Le mie piante di zucchino chiedono aiuto e per questo ho pensato di mettervi al corrente di quello che è successo. E' lui, è arrivato: l'oidio!L’oidio, conosciuta anche come mal bianco, è una malattia generata da un fungo che forma un feltro biancastro di aspetto pulverulento. Colpisce le parti aeree della pianta (foglie, germogli e frutti) che arrestano la crescita, decolorano e si ricoprono di muffa. E' una malattia che interessa sia le piante ortive che quelle ornamentali. Pensate che in alcuni vigneti le rose sono utilizzate come piante spia, perchè manifestano i sintomi prima della vite, indicando quindi la necessità di intervenire per evitare che si diffonda la malattia in maniera irrimediabile. Una pianta ammalata infatti può essere recuperata solo eliminando le parti infette e trattando quelle sane. Se l’infezione è troppo avanzata, non esiste altro rimedio che sradicare la pianta e smaltirla lontano dall’orto per evitare che le spore si disperdano sul terreno. Bisogna quindi prevenirla!
L'insorgenza della malattia è favorita da scarsa ventilazione ed elevata umidità.
PREVENZIONE
- Favorire la circolazione dell'aria tra le piante distanziandole in maniera adeguata.
- Eliminare tutte le foglie basali evitando che entrino a contatto con il terreno (è il caso ad esempio di pomodori, peperoni, melanzane)
- Eliminare le foglie nelle piante "troppo generose" in vegetazione per favorire la circolazione dell'aria all'interno della chioma
- Irrigare evitando di far permanere l'acqua tutta la notte sulle foglie, previlegiando tipologie di irrigazione a goccia o per scorrimento. Altrimenti irrigare molto presto al mattino.
- Sostenere con canne o reti gli ortaggi più alti
CURA
Prodotti a base di zolfo (ammessi anche in agricoltura biologica), con più applicazioni nel corso del ciclo produttivo della pianta. Bisogna ricordare che lo zolfo agisce per contatto, ciò significa che risulta molto importante distribuire in maniera uniforme su tutta la superficie da proteggere, dopo aver eliminato le parti infette. Attenzione alle temperature! Al di sopra dei 30°C può essere tossico per la pianta e creare delle bruciature.

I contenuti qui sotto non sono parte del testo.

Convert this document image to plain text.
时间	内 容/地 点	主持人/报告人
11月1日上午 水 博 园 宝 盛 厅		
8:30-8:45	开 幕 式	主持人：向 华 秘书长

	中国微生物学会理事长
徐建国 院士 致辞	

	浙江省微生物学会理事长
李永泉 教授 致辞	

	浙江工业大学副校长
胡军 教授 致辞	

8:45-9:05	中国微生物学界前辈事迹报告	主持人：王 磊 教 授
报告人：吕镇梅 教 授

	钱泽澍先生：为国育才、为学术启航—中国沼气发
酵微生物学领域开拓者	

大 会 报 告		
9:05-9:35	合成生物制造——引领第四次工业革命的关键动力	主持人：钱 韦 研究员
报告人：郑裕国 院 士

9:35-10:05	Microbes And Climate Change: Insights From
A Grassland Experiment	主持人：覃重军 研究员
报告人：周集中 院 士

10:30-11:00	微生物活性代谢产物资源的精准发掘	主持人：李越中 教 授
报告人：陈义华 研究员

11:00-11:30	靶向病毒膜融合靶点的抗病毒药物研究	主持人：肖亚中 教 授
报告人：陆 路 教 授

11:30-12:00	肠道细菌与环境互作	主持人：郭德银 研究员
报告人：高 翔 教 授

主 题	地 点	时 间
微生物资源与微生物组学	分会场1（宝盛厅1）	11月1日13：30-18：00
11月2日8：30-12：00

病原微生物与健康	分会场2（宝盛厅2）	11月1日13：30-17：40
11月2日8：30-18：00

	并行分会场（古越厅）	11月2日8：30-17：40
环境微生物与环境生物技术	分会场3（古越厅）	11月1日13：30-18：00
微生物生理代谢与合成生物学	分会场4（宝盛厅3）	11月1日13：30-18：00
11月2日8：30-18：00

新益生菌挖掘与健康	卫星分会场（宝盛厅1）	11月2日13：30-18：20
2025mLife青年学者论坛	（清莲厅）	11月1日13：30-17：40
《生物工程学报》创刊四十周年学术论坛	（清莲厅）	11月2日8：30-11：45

Quando la malattia è nelle fasi iniziali e soprattutto negli orti casalinghi, con un numero limitato di piante, si può agire con altri metodi (è il mio caso):
Bicarbonato: un cucchiaio abbondante di bicarbonato disciolto in 1,5 - 2 litri di acqua
Aceto: un cucchiaio abbondante di aceto in 1-1.5 litri di acqua
Acqua ossigenata: spruzzare senza diluizione su piante già cresciute e che non siano state appena trapiantate.
Latte: diluire 1 parte di latte in 2 di acqua, spruzzare ogni 3-4 giorni. Il latte modificando il pH della superficie, ostacola l’adesione del fungo alla pianta.